Shares shifted as Klarna (NYSE: KLAR) jumped +4.4% to $14.29 in pre-market trading on May 14, reversing a five-session slide ahead of its Q1 2026 earnings report due before the opening bell. The company will publish results before market open , with an earnings webcast at 8:30 a.m. ET . For a stock that debuted at $40 just eight months ago, today's report is less about one quarter and more about whether Klarna can convince investors its losses are shrinking fast enough to justify sticking around.
Wall Street Expects Nearly $1 Billion in Revenue — But Still a Loss
The consensus EPS estimate is -$0.13 and the consensus revenue estimate is $943.87M . That revenue figure would represent roughly flat growth from Q4's record $1.08 billion, though Q1 is seasonally lighter. The real test: last quarter delivered a -250% EPS surprise and the stock cratered -30.98% . Investors are bracing for a repeat of violent post-report moves.
The IPO-to-Now Collapse Tells the Real Story
Klarna priced its IPO at $40 in September 2025, jumped as much as 30% on day one, but has since declined more than 60% . A 25% plunge followed the 2025 full-year net loss of $0.79 per share , which blindsided investors who believed profitability was near.

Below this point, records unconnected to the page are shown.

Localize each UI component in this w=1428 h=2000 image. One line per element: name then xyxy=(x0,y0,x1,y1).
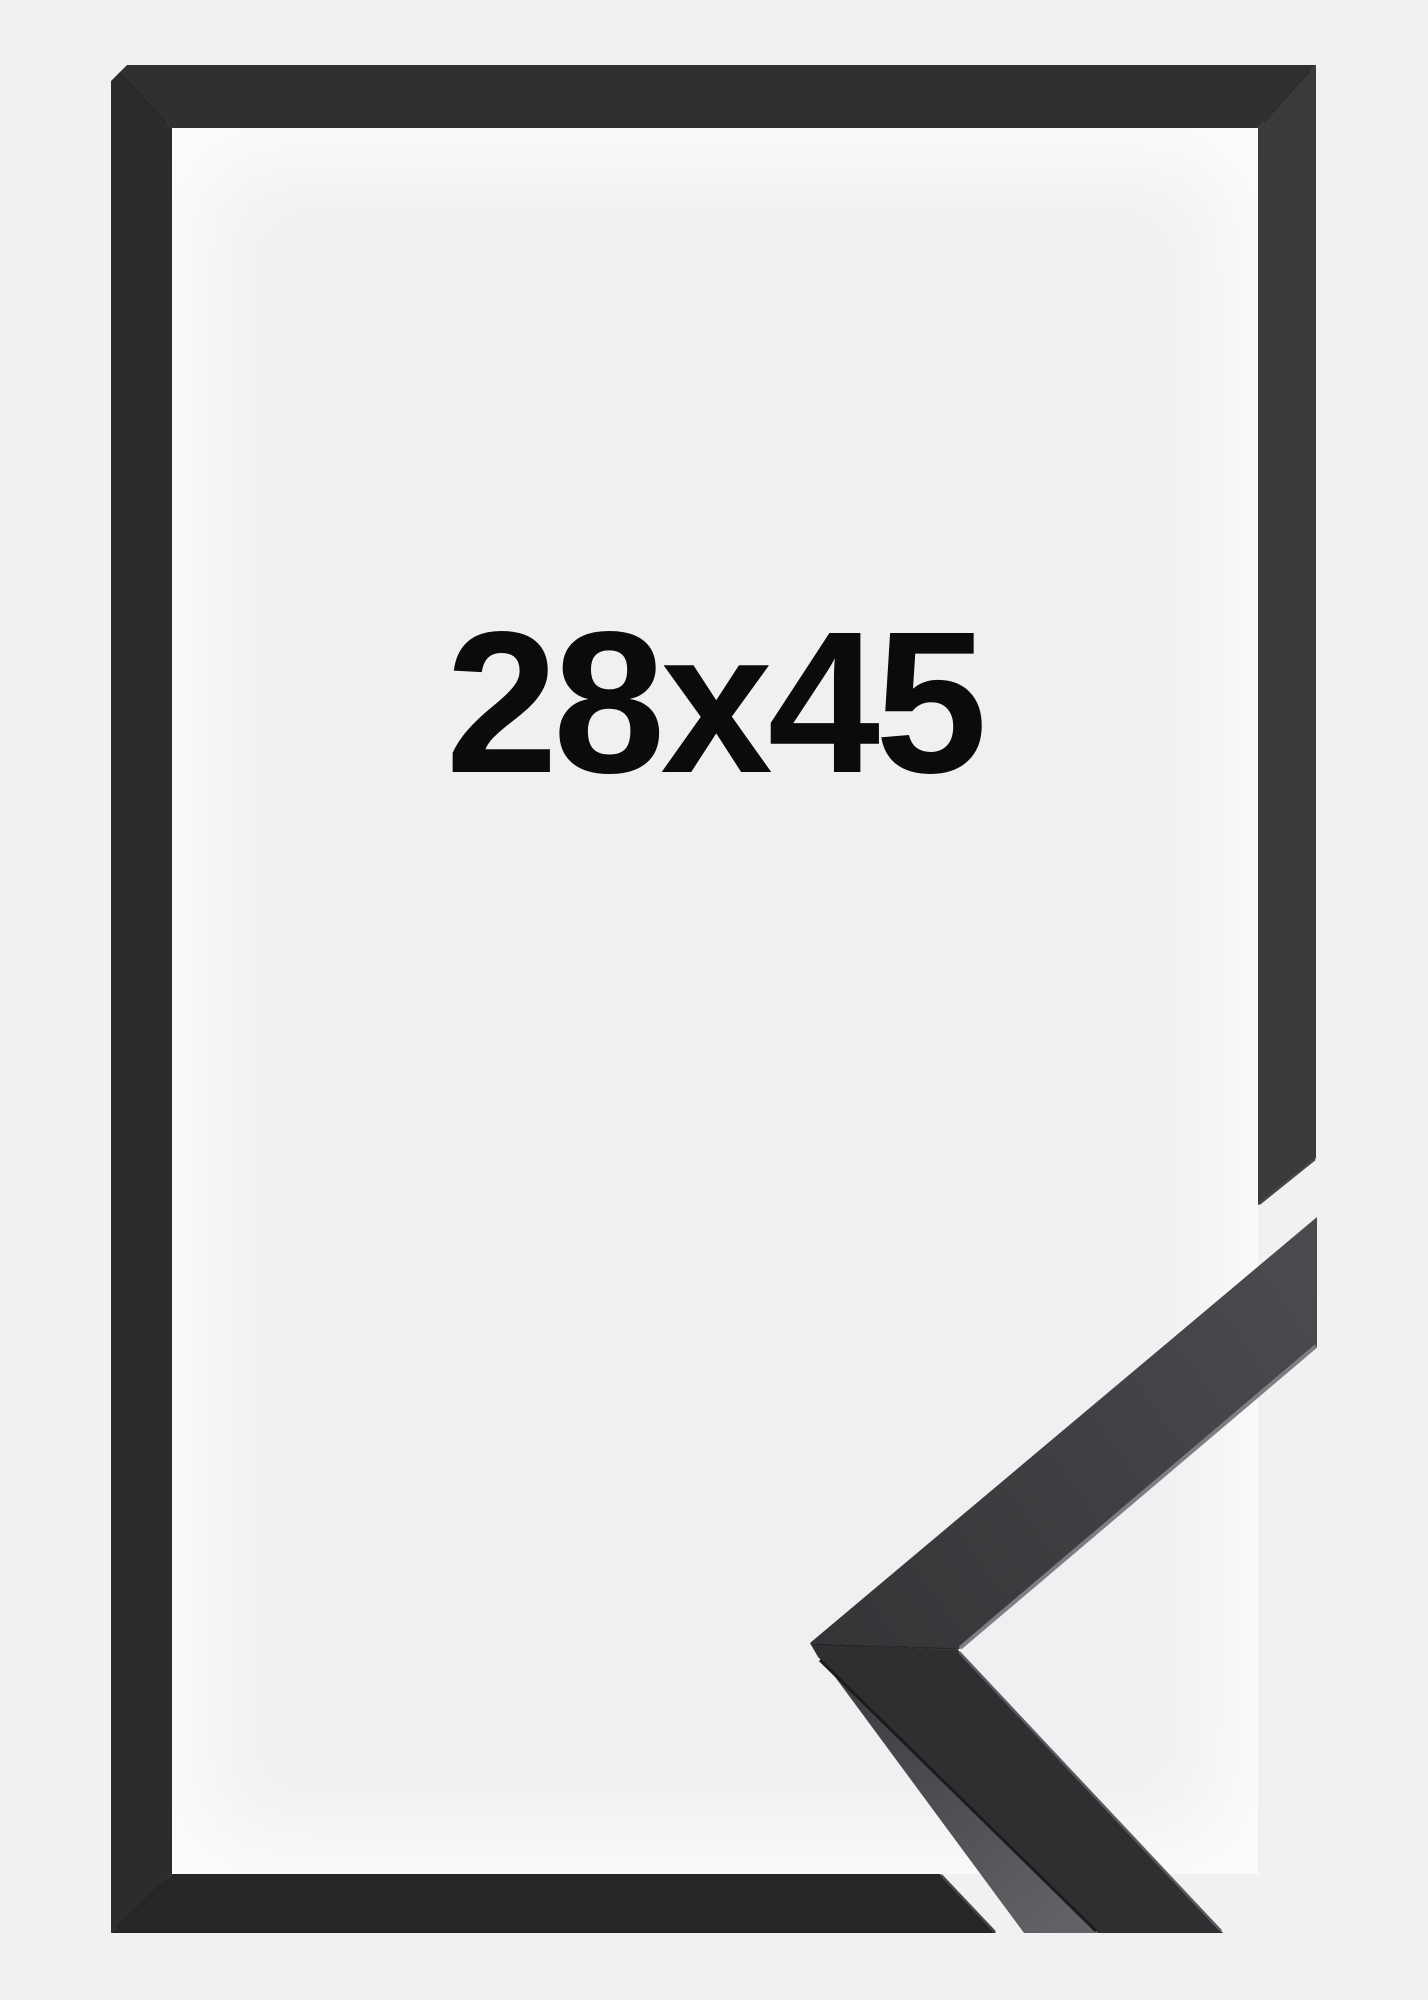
frame-graphic xyxy=(0,0,1428,2000)
corner-sample-upper-arm xyxy=(810,1217,1317,1650)
product-photo: 28x45 xyxy=(0,0,1428,2000)
size-label: 28x45 xyxy=(0,590,1428,814)
frame-border-bottom xyxy=(111,1874,996,1933)
frame-border-left xyxy=(111,65,172,1933)
frame-border-top xyxy=(111,65,1316,128)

At $14.29, the company's market cap sits around $5.4 billion — a fraction of its $45 billion private peak in 2021.
Growth Metrics Are Strong, But Profits Haven't Followed
Full-year 2025 revenue hit $3.5 billion (+25% year-over-year) with adjusted operating profit of just $65 million — a razor-thin 1.9% margin . Revenue has doubled since Q4 2022 while operating expenses fell 8%, and revenue per employee tripled to $1.24 million after a 49% headcount cut — largely thanks to AI. Yet the platform is "just breaking even, starting to eke out a marginal operating profit" , per Morningstar.

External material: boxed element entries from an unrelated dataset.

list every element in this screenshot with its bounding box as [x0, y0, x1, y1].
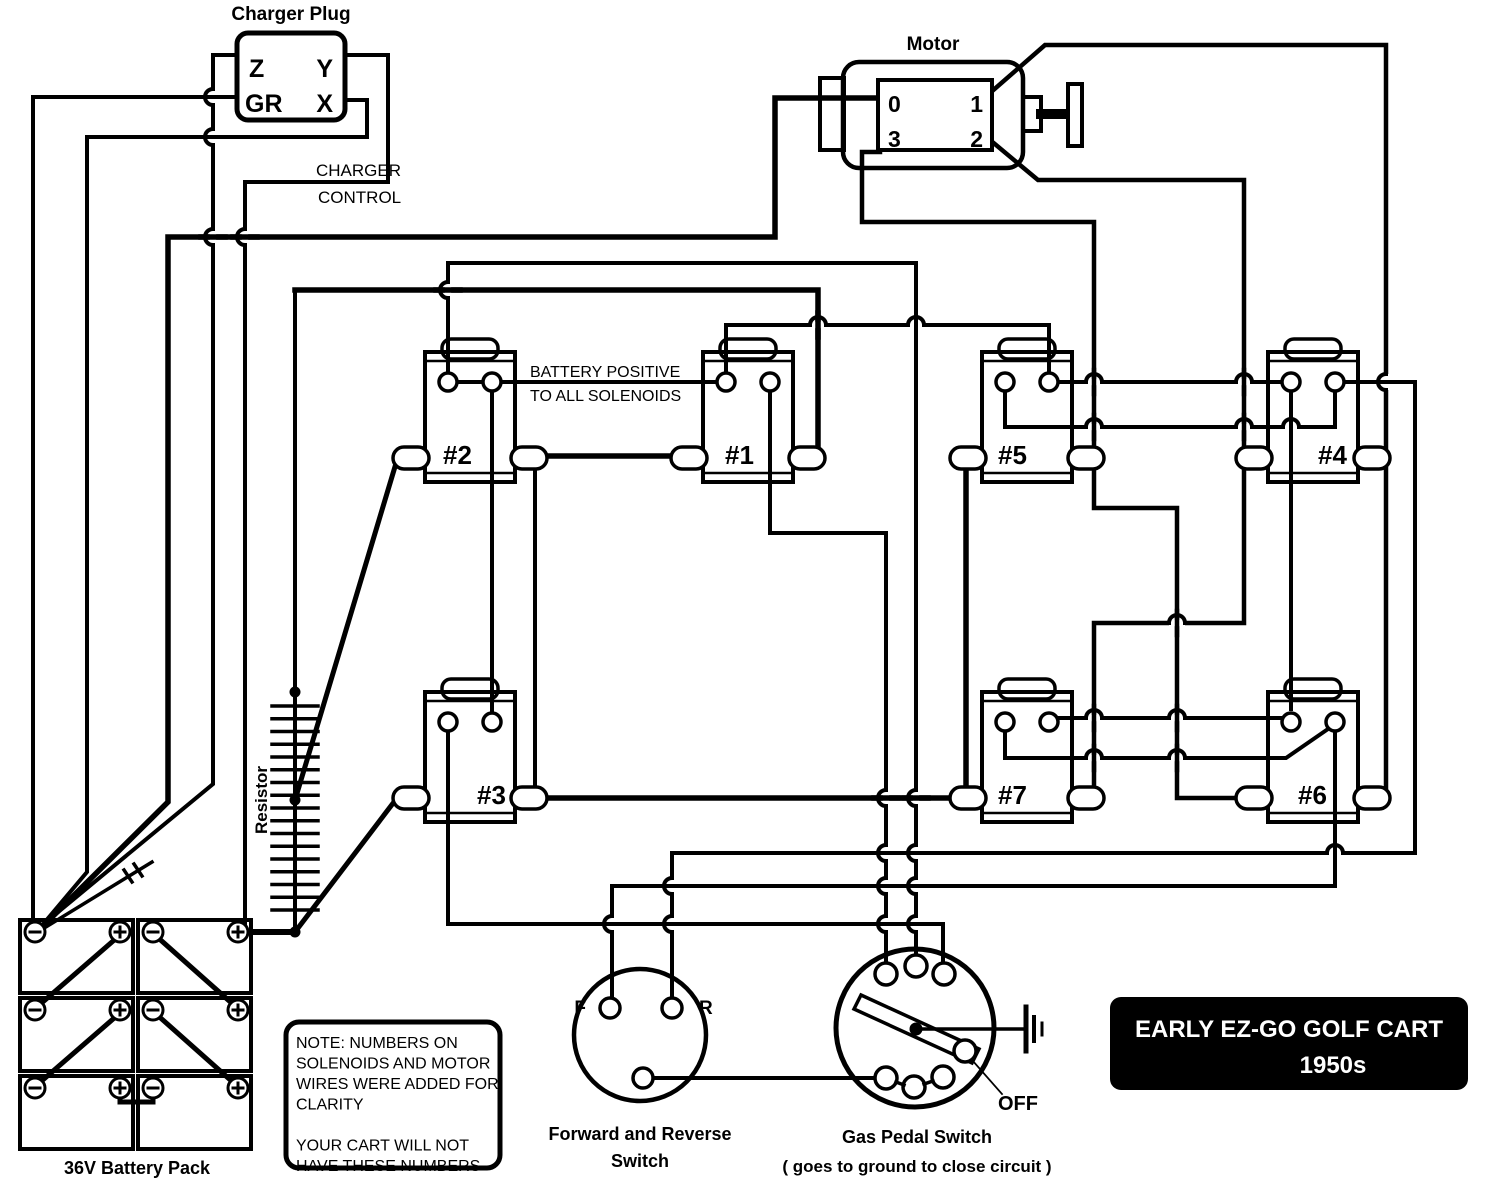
solenoid-left-lug	[671, 447, 707, 469]
solenoid-left-lug	[393, 447, 429, 469]
solenoid-label: #7	[998, 780, 1027, 810]
solenoid-label: #4	[1318, 440, 1347, 470]
note-line: YOUR CART WILL NOT	[296, 1138, 469, 1155]
battery-pack-label: 36V Battery Pack	[64, 1158, 211, 1178]
charger-plug: Charger Plug Z Y GR X CHARGER CONTROL	[231, 4, 401, 207]
motor-mount-bracket	[820, 78, 844, 150]
gas-off-label: OFF	[998, 1093, 1038, 1115]
note-line: HAVE THESE NUMBERS	[296, 1158, 480, 1175]
solenoid-small-terminal-left	[439, 373, 457, 391]
title-plate-bg	[1110, 997, 1468, 1090]
solenoid-small-terminal-right	[761, 373, 779, 391]
solenoid-right-lug	[511, 447, 547, 469]
gas-pedal-switch: OFF Gas Pedal Switch ( goes to ground to…	[782, 949, 1051, 1176]
wire-segment	[295, 798, 397, 932]
battery-cell-2	[138, 920, 251, 993]
solenoid-label: #3	[477, 780, 506, 810]
solenoid-left-lug	[1236, 787, 1272, 809]
motor-shaft-flange	[1068, 84, 1082, 146]
gas-bottom-terminal-2	[903, 1076, 925, 1098]
note-box: NOTE: NUMBERS ONSOLENOIDS AND MOTORWIRES…	[286, 1022, 500, 1175]
battery-cell-6	[138, 1076, 251, 1149]
solenoid-label: #5	[998, 440, 1027, 470]
solenoid-left-lug	[393, 787, 429, 809]
gas-top-terminal-3	[933, 963, 955, 985]
solenoid-small-terminal-right	[1040, 713, 1058, 731]
gas-caption-2: ( goes to ground to close circuit )	[782, 1157, 1051, 1176]
solenoid-small-terminal-left	[996, 713, 1014, 731]
battery-pack	[20, 920, 251, 1149]
solenoid-5: #3	[393, 679, 547, 822]
note-line: SOLENOIDS AND MOTOR	[296, 1056, 490, 1073]
solenoid-small-terminal-left	[1282, 373, 1300, 391]
gas-wiper-pivot	[910, 1023, 923, 1036]
solenoid-label: #2	[443, 440, 472, 470]
solenoid-small-terminal-right	[483, 713, 501, 731]
wire-segment	[295, 460, 397, 800]
note-line: NOTE: NUMBERS ON	[296, 1035, 458, 1052]
motor-pin-1: 1	[970, 91, 983, 117]
solenoid-right-lug	[511, 787, 547, 809]
gas-top-terminal-1	[875, 963, 897, 985]
solenoid-cap	[999, 339, 1055, 359]
battery-cell-3	[20, 998, 133, 1071]
gas-bottom-terminal-1	[875, 1067, 897, 1089]
wire-segment	[41, 98, 876, 928]
fr-caption-1: Forward and Reverse	[548, 1124, 731, 1144]
solenoid-small-terminal-right	[1326, 713, 1344, 731]
solenoid-3: #5	[950, 339, 1104, 482]
resistor: Resistor	[252, 687, 318, 938]
junction-dot	[290, 927, 301, 938]
motor-title: Motor	[907, 34, 960, 55]
solenoid-right-lug	[789, 447, 825, 469]
gas-caption-1: Gas Pedal Switch	[842, 1127, 992, 1147]
charger-pin-y: Y	[316, 55, 333, 83]
bus-note-line-1: BATTERY POSITIVE	[530, 364, 680, 381]
solenoid-small-terminal-left	[439, 713, 457, 731]
fr-common-terminal	[633, 1068, 653, 1088]
solenoid-small-terminal-right	[1326, 373, 1344, 391]
charger-plug-title: Charger Plug	[231, 4, 350, 25]
wire-segment	[39, 100, 367, 929]
diagram-page: Charger Plug Z Y GR X CHARGER CONTROL Mo…	[0, 0, 1500, 1200]
solenoid-right-lug	[1354, 787, 1390, 809]
title-plate-line-2: 1950s	[1300, 1052, 1367, 1079]
gas-bottom-terminal-3	[932, 1066, 954, 1088]
wire-segment	[990, 140, 1244, 787]
motor-pin-3: 3	[888, 126, 901, 152]
solenoid-cap	[1285, 339, 1341, 359]
title-plate-line-1: EARLY EZ-GO GOLF CART	[1135, 1016, 1443, 1043]
solenoid-cap	[442, 339, 498, 359]
motor-pin-2: 2	[970, 126, 983, 152]
title-plate: EARLY EZ-GO GOLF CART 1950s	[1110, 997, 1468, 1090]
solenoid-6: #7	[950, 679, 1104, 822]
wire-segment	[40, 55, 237, 927]
solenoid-right-lug	[1068, 447, 1104, 469]
solenoid-small-terminal-left	[1282, 713, 1300, 731]
junction-dot	[290, 795, 301, 806]
note-line: CLARITY	[296, 1097, 364, 1114]
wire-segment	[33, 97, 237, 928]
solenoid-cap	[999, 679, 1055, 699]
solenoid-small-terminal-right	[483, 373, 501, 391]
resistor-label: Resistor	[252, 766, 271, 834]
motor-pin-0: 0	[888, 91, 901, 117]
solenoid-label: #1	[725, 440, 754, 470]
wiring-diagram-canvas: Charger Plug Z Y GR X CHARGER CONTROL Mo…	[0, 0, 1500, 1200]
solenoid-small-terminal-left	[717, 373, 735, 391]
motor: Motor 0 1 3 2	[820, 34, 1082, 168]
wire-segment	[612, 731, 1335, 998]
note-line: WIRES WERE ADDED FOR	[296, 1076, 499, 1093]
charger-pin-z: Z	[249, 55, 264, 83]
solenoid-right-lug	[1354, 447, 1390, 469]
solenoid-label: #6	[1298, 780, 1327, 810]
fr-forward-label: F	[574, 998, 586, 1019]
solenoid-1: #2	[393, 339, 547, 482]
solenoid-7: #6	[1236, 679, 1390, 822]
solenoid-left-lug	[1236, 447, 1272, 469]
solenoid-2: #1	[671, 339, 825, 482]
solenoid-body	[982, 352, 1072, 482]
wire-segment	[990, 45, 1386, 787]
solenoid-cap	[442, 679, 498, 699]
fr-forward-terminal	[600, 998, 620, 1018]
bus-note-line-2: TO ALL SOLENOIDS	[530, 388, 681, 405]
fr-reverse-label: R	[699, 998, 713, 1019]
gas-top-terminal-2	[905, 955, 927, 977]
solenoid-cap	[1285, 679, 1341, 699]
solenoid-small-terminal-right	[1040, 373, 1058, 391]
wiring	[33, 45, 1415, 1102]
gas-wiper-tip	[954, 1040, 976, 1062]
solenoid-cap	[720, 339, 776, 359]
fr-caption-2: Switch	[611, 1151, 669, 1171]
fr-reverse-terminal	[662, 998, 682, 1018]
solenoid-right-lug	[1068, 787, 1104, 809]
solenoid-4: #4	[1236, 339, 1390, 482]
battery-cell-5	[20, 1076, 133, 1149]
forward-reverse-switch: F R Forward and Reverse Switch	[548, 969, 731, 1171]
wire-segment	[448, 731, 943, 964]
junction-dot	[290, 687, 301, 698]
charger-pin-x: X	[316, 90, 333, 118]
solenoid-small-terminal-left	[996, 373, 1014, 391]
solenoid-left-lug	[950, 787, 986, 809]
battery-cell-4	[138, 998, 251, 1071]
charger-control-label-2: CONTROL	[318, 188, 401, 207]
charger-pin-gr: GR	[245, 90, 283, 118]
charger-control-label-1: CHARGER	[316, 161, 401, 180]
wire-segment	[770, 391, 886, 964]
battery-cell-1	[20, 920, 133, 993]
solenoid-left-lug	[950, 447, 986, 469]
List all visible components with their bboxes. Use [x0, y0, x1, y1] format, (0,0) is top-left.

New Partnerships Could Shift the Narrative — If Execution Follows
Klarna recently announced its flexible payment options will come to Google's Gemini app and Google Search via Google Pay . Combined with 118 million active users and 3.4 million daily transactions across 26 countries , the distribution is massive. Analysts project 2026 gross merchandise volume exceeding $155 billion and revenue around $4.34 billion . But until losses meaningfully narrow, growth alone won't rescue the stock. Today's report will either begin that proof — or extend the fall.